Some predict the end of the coupe and convertible segment in the not-too-distant future. Is there a way to revitalize those body styles?
We’ve always been a matter of heart and mind. We sell dreams, it’s the combination of emotion and intelligence that forms the magic behind a Mercedes-Benz.
Of course, coupes and convertibles capture that imagination in a very appropriate way. We have put forward a range of very attractive coupes and convertibles based on the C-Class, the S-Class, and now the E-Class. The feedback has been phenomenal.
Where the market is, we will be there. We believe in the coupe and in the convertible.
In 2020, will I be able to buy a Mercedes that drives itself?
All the building blocks are coming together. More sophisticated sensing technology will be available in the next few years, the computing power has been greatly enhanced; even the chips that will be available in 2020 and beyond are part of the equation. HD mapping data, too. And the last piece is the software, the AI-based algorithm that makes driving decisions and analyzes the sensors’ data.

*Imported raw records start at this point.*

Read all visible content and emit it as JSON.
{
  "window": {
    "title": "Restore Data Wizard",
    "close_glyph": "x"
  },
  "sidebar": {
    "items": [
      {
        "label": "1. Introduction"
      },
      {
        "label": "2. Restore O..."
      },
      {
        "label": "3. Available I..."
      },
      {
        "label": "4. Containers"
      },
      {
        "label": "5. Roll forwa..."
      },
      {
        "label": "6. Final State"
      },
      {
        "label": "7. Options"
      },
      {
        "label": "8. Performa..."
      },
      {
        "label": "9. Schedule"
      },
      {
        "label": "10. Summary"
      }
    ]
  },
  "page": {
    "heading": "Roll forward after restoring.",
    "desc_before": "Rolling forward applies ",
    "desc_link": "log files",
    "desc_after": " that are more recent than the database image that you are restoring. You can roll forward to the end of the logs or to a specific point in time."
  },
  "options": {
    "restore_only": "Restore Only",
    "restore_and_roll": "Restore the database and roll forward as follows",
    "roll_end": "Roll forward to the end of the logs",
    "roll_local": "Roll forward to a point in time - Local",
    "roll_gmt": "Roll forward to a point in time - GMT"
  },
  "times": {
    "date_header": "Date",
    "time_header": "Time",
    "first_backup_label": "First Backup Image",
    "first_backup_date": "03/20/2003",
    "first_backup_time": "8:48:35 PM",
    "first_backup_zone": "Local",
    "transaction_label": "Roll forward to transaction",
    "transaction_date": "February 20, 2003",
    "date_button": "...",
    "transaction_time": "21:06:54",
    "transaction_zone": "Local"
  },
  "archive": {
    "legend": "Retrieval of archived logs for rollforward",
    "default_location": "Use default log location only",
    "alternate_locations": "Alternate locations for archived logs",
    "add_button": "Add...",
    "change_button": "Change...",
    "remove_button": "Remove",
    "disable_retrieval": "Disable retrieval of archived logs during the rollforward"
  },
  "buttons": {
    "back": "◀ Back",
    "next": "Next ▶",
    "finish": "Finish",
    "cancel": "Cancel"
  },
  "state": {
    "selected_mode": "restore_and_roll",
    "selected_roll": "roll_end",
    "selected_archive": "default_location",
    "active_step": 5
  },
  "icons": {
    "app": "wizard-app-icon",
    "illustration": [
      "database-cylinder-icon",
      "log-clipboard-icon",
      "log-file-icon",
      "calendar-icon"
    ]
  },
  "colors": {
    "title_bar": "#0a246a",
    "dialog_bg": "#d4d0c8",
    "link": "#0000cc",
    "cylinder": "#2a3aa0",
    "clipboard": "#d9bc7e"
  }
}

We’re seeing all of these pieces come together. We have to do the work now, and we know we will get there. It’s just a question of how quickly we can get there and deliver a system that we feel is absolutely safe for our customers.
In terms of going into level four and level five, we see this technology hitting the market between 2020 and 2025. The most obvious first use will be in a robot taxi. That’s because you will have very expensive technology, but if you take out the cost of the driver from the equation you can actually very quickly amortize it.
Eventually, our goal is to have full autonomous drive as an option that you can select when you buy a car. But, on the way there you will see a gradual development of our assistance systems.